Often, the discoveries that stemmed from the presenters’ research were surprising enough they themselves were caught off-guard, Young said.
Peggy Nopoulos, a UI professor of psychiatry who presented her research on Huntington’s disease, said she was skeptical the first time she was presented with the idea that the disease might somehow be linked to increased mental ability.
“I was having a conversation with [Italian Huntington’s disease researcher] Elena Cattaneo, and she asked me, ‘Do you think [children at genetic risk of developing Huntington’s disease] are the best, the most capable of their group?’ And of course, I thought in my head, ‘Crazy lady,’” she said. “But then I looked more into it, and it turned out that’s what evolutionary biologists were talking about.”

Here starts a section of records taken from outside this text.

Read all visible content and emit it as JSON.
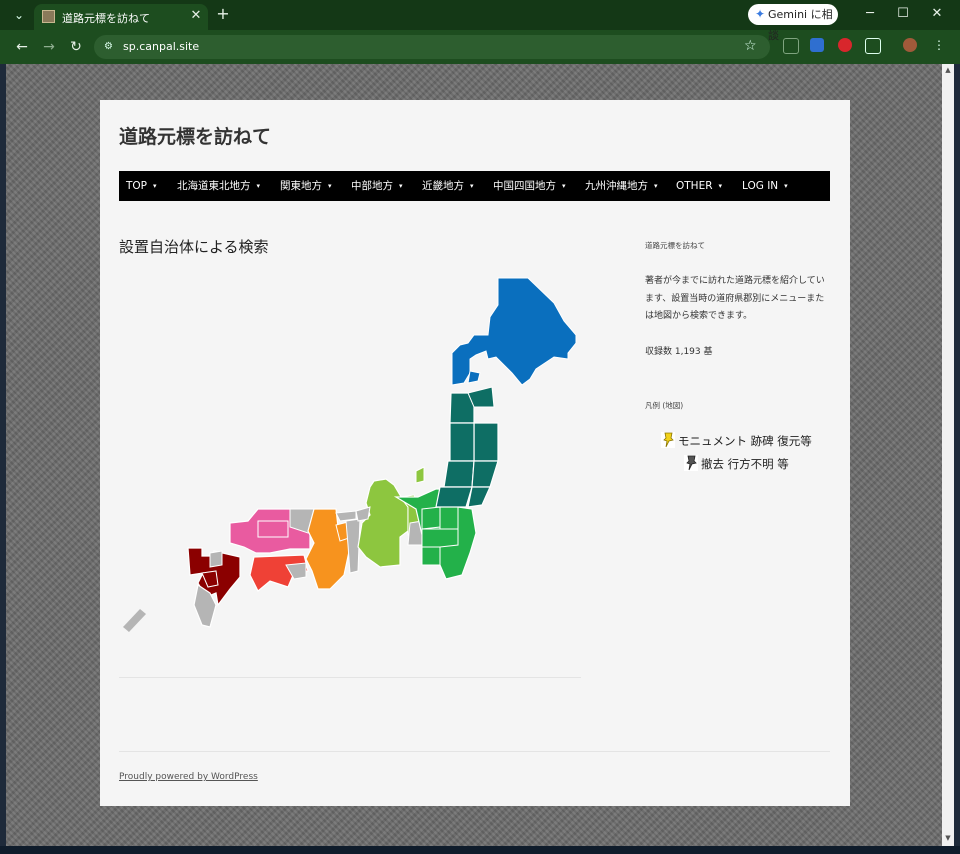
{
  "browser": {
    "tab_title": "道路元標を訪ねて",
    "tab_dropdown_icon": "chevron-down-icon",
    "new_tab": "+",
    "close": "✕",
    "gemini_label": "Gemini に相談",
    "url": "sp.canpal.site",
    "win_min": "─",
    "win_max": "☐",
    "win_close": "✕",
    "back": "←",
    "forward": "→",
    "reload": "↻",
    "bookmark": "☆"
  },
  "site": {
    "title": "道路元標を訪ねて",
    "menu": [
      {
        "label": "TOP"
      },
      {
        "label": "北海道東北地方"
      },
      {
        "label": "関東地方"
      },
      {
        "label": "中部地方"
      },
      {
        "label": "近畿地方"
      },
      {
        "label": "中国四国地方"
      },
      {
        "label": "九州沖縄地方"
      },
      {
        "label": "OTHER"
      },
      {
        "label": "LOG IN"
      }
    ],
    "caret": "▾"
  },
  "main": {
    "section_title": "設置自治体による検索",
    "map_colors": {
      "hokkaido": "#0a6fbe",
      "tohoku": "#0e6e64",
      "kanto": "#23b14a",
      "chubu_north": "#8dc63f",
      "kinki": "#f7931e",
      "chugoku": "#e95ba0",
      "shikoku": "#ef4136",
      "kyushu": "#8b0000",
      "inactive": "#b5b5b5"
    }
  },
  "sidebar": {
    "heading": "道路元標を訪ねて",
    "description": "著者が今までに訪れた道路元標を紹介しています、設置当時の道府県郡別にメニューまたは地図から検索できます。",
    "count": "収録数 1,193 基",
    "legend_heading": "凡例 (地図)",
    "legend": [
      {
        "label": "モニュメント 跡碑 復元等",
        "icon": "yellow-pin-icon",
        "color": "#f2d21a"
      },
      {
        "label": "撤去 行方不明 等",
        "icon": "gray-pin-icon",
        "color": "#555555"
      }
    ]
  },
  "footer": {
    "link": "Proudly powered by WordPress"
  }
}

Nopoulos said the neurological and psychiatric dysfunction in Huntington’s disease stems in part from the excessive presence of glutamine, an amino acid, in the brain. While too much glutamine is associated with the disease, she said, higher amounts are also correlated with higher IQs.
This means having a genetic risk for Huntington’s disease — typically a condition of middle age — was in fact an advantage in early human history, when people seldom lived long enough to develop it, she said.
“Sometimes, especially in the human brain, ability accompanies liability,” she said.
Nandakumar Narayanan, a UI assistant professor of neurology, detailed how impaired movement — especially that in genetically altered mice — became the crux of his research into the intricate factors that link dopamine and brain waves to the psychological and mental impact that Parkinson’s disease has upon patients.
His “first clue,” he said, lay in observing the symptoms of one of his very first patients — a woman whose Parkinson’s disease had left her with cognitive symptoms such as hallucinations, delusions, and forgetfulness.
In addition to these cognitive symptoms, “she had profound difficulty with motor tasks,” Narayanan said. “And I realized, this is something I can measure.”
Eventually, by comparing brain scans of mice genetically altered to have Parkinson’s-like symptoms, he and other researchers found that the rodents who performed worst on reflex-speed tasks also suffered from severe delta brain wave disruptions, he said.
After the finding was replicated in humans, his team was able to discover that brain implants that regulated the frequency of the delta brain wave alleviated some of this cognitive dysfunction in patients severely afflicted by Parkinson’s disease.
“The thing I always ask myself as a scientist in the lab is, ‘Does the stuff I’m doing matter?’ And the answer to that question was in [these] patients,” Narayanan said.